Star collection

Piispa Henrikin surmavirsi 1600-luvulta. SKS KRA.
Bishop Henrik’s death hymn from the 17th century. SKS KRA.
The Star Collection features the oldest folklore manuscripts kept in the SKS archive. The Star Collection has been important for building Finnish identity, language and literature since the 19th century.

The Star Collection mainly consists of Kalevala poetry and other folklore material collected by scholars who were inspired by nationalism and romanticism. The material features proverbs, riddles and the first Finnish fairy-tale collections. The collection comprises the material of 107 collectors and contains a total of nearly 25,000 pages. The manuscripts have been bound in 285 works. Most of the collection’s material comes from the period between the 18th century and the 1880s. The oldest manuscript is Bishop Henrik’s death hymn.

SKS has published the material of the Star Collection in, for example, the Finnish national epic, Kalevala, as well as lyrical songs in Kalevala’s sister collection, Kanteletar (1840), and pieces in the general publication of Kalevalan poetry, Suomen Kansan Vanhat Runot.

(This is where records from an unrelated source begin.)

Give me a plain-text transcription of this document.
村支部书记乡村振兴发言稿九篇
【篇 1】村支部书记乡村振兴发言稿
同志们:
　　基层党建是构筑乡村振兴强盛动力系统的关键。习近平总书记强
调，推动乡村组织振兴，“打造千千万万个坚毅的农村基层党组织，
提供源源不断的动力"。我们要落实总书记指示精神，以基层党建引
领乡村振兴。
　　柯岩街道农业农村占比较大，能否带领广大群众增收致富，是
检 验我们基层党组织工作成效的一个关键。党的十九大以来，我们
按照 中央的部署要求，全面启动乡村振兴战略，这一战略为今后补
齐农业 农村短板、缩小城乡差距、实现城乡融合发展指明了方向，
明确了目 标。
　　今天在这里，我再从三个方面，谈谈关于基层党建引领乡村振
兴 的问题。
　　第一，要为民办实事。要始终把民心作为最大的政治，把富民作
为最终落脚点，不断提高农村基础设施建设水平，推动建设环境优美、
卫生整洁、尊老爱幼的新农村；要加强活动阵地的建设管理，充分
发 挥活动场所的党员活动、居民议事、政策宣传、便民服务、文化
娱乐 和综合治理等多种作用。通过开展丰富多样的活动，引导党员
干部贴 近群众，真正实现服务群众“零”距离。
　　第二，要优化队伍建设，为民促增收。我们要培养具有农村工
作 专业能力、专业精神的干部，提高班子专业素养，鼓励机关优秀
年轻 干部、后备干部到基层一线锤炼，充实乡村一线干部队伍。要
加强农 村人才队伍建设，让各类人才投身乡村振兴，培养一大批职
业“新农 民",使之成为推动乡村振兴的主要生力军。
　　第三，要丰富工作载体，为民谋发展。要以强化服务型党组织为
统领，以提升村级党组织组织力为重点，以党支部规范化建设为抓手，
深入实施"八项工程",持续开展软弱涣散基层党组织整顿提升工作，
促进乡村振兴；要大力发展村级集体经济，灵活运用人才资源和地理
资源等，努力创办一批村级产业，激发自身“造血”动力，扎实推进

The most well-known collector of the Star Collection is Elias Lönnrot, the editor of both Kalevala and Kanteletar, and a developer of written Finnish. Collectors before Lönnrot were e.g. Zacharias Topelius Senior, Abraham Poppius, Adolf Ivar Arwidsson, C. A. Gottlund and Reinhold von Becker. After Lönnröt, several other collectors looked for works to “complement” Kalevala. These included such figures as M. A. Castrén, D. E. D. Europaeus, H. A. Reinholm and August Ahlqvist The collection also has some tradition collections by less well-known people – “folk” writers such as Henrik Laitinen, Pietari Mansikka and Antti Puhakka. The later material of the Star Collection, from the 1870s, is characterised by the increasingly scientific nature of folklore collection. Some of the collectors of the era were Aksel August Borenius (Lähteenkorva), Aksel Berner and Arvid Genetz (Jännes).

The development of collection operations and research of material has led to a rapid growth of material quantity since the 1870s. This is related to why the oldest material is now called the Star Collection: when Matti Pennanen first tried to compile an archive catalogue for the folk poetry collection in 1903, the massive amount of material became an obstacle, and he had to leave the organising of the oldest collections to his successors. Pennanen used an asterisk in his list to separate the unorganised collections from the other material: “They have been set apart from others with a star * written in front of the name of the sender.” Later, this “star” was used to refer to the oldest and most valuable part of the collection of traditions.

 

The Star Collection was approved in Finland’s National Memory of the World register in 2017.